Re: [PATCH] Prevent AMD MCE oops on multi-server system

From: Borislav Petkov
Date: Mon Oct 01 2012 - 14:01:47 EST


On Tue, Oct 02, 2012 at 12:12:31AM +0800, Daniel J Blueman wrote:
> On 01/10/2012 18:06, Borislav Petkov wrote:
> >On Mon, Oct 01, 2012 at 02:42:05PM +0800, Daniel J Blueman wrote:
> >>When booting on a federated multi-server system, the processor Northbridge
> >>lookup returns NULL; add guards to prevent this causing an oops.
> >Interesting.
> >
> >What does lspci say on those systems?
> >
> >Thanks.
> As NumaConnect remote-server I/O is in a pre-release stage, we only
> expose I/O on the first (root) server, so the lspci on eg my three
> server, single-socket C32 development system is uninteresting [1].

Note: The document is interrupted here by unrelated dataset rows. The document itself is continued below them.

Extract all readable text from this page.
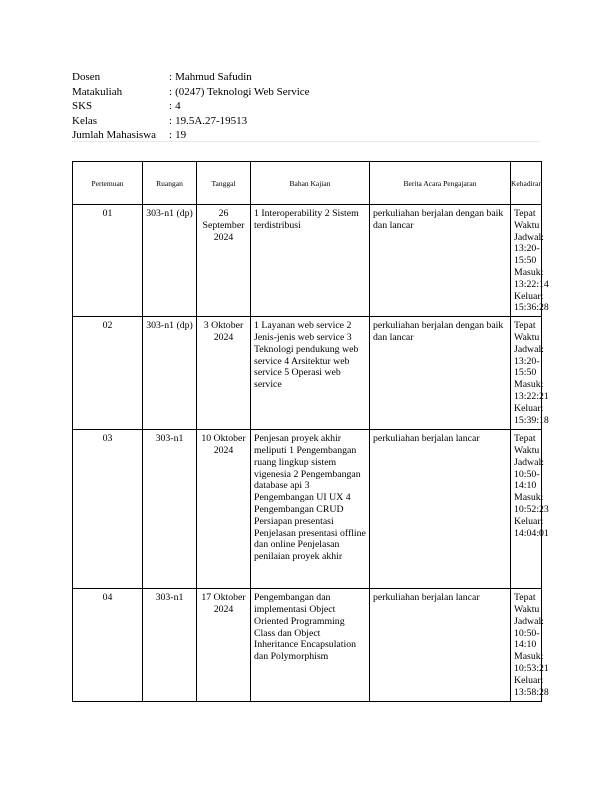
Dosen	: Mahmud Safudin
Matakuliah	: (0247) Teknologi Web Service
SKS	: 4
Kelas	: 19.5A.27-19513
Jumlah Mahasiswa	: 19
Pertemuan	Ruangan	Tanggal	Bahan Kajian	Berita Acara Pengajaran	Kehadiran
01	303-n1 (dp)	26 September 2024	1 Interoperability 2 Sistem terdistribusi	perkuliahan berjalan dengan baik dan lancar	Tepat Waktu Jadwal: 13:20-15:50 Masuk: 13:22:14 Keluar: 15:36:28
02	303-n1 (dp)	3 Oktober 2024	1 Layanan web service 2 Jenis-jenis web service 3 Teknologi pendukung web service 4 Arsitektur web service 5 Operasi web service	perkuliahan berjalan dengan baik dan lancar	Tepat Waktu Jadwal: 13:20-15:50 Masuk: 13:22:21 Keluar: 15:39:18
03	303-n1	10 Oktober 2024	Penjesan proyek akhir meliputi 1 Pengembangan ruang lingkup sistem vigenesia 2 Pengembangan database api 3 Pengembangan UI UX 4 Pengembangan CRUD Persiapan presentasi Penjelasan presentasi offline dan online Penjelasan penilaian proyek akhir	perkuliahan berjalan lancar	Tepat Waktu Jadwal: 10:50-14:10 Masuk: 10:52:23 Keluar: 14:04:01
04	303-n1	17 Oktober 2024	Pengembangan dan implementasi Object Oriented Programming Class dan Object Inheritance Encapsulation dan Polymorphism	perkuliahan berjalan lancar	Tepat Waktu Jadwal: 10:50-14:10 Masuk: 10:53:21 Keluar: 13:58:28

Yeah, I was looking for the NB devices:

> 00:18.0 Host bridge: Advanced Micro Devices [AMD] Family 10h Processor HyperTransport Configuration
> 00:18.1 Host bridge: Advanced Micro Devices [AMD] Family 10h Processor Address Map
> 00:18.2 Host bridge: Advanced Micro Devices [AMD] Family 10h Processor DRAM Controller
> 00:18.3 Host bridge: Advanced Micro Devices [AMD] Family 10h Processor Miscellaneous Control
> 00:18.4 Host bridge: Advanced Micro Devices [AMD] Family 10h Processor Link Control

[ â ]

> We map MMCONFIG addresses in the global address map to the
> respective server, which is how we access the processor Northbridges
> in the bootloader before Linux loads, so they are accessible and get
> enumerated when we enable remote I/O with the ACPI SSDT we generate,
> however since the AMD APIC IDs (hence NB IDs) are only 8-bit, the
> present amd_get_nb_id will produce duplicate NB IDs at best (but in
> this case, as we disable I/O routing, there is no structure); later,
> we may propose to using eg bits 23:8 for the server ID. That's
> another discussion though.

Ah yes, I remember now. We had this discussion already, AFAIR. So if you
say you disable I/O routing, what actually doesn't work out as expected
is the NB enumeration in amd_nb.c where pci_get_device simply fails?

Because if you had duplicate APIC IDs, you'd atleast get some NB
descriptor, even if not the correct one?

> The minimal patch at least corrects the oops regression which didn't
> happen in earlier kernels.

Right, I beefed it up a bit and added a stable tag, pls take a look and
let me know if it is ok. I'll run it on a couple of machines but I don't
expect any issues so I'll send it upstream soon.

Thanks.

---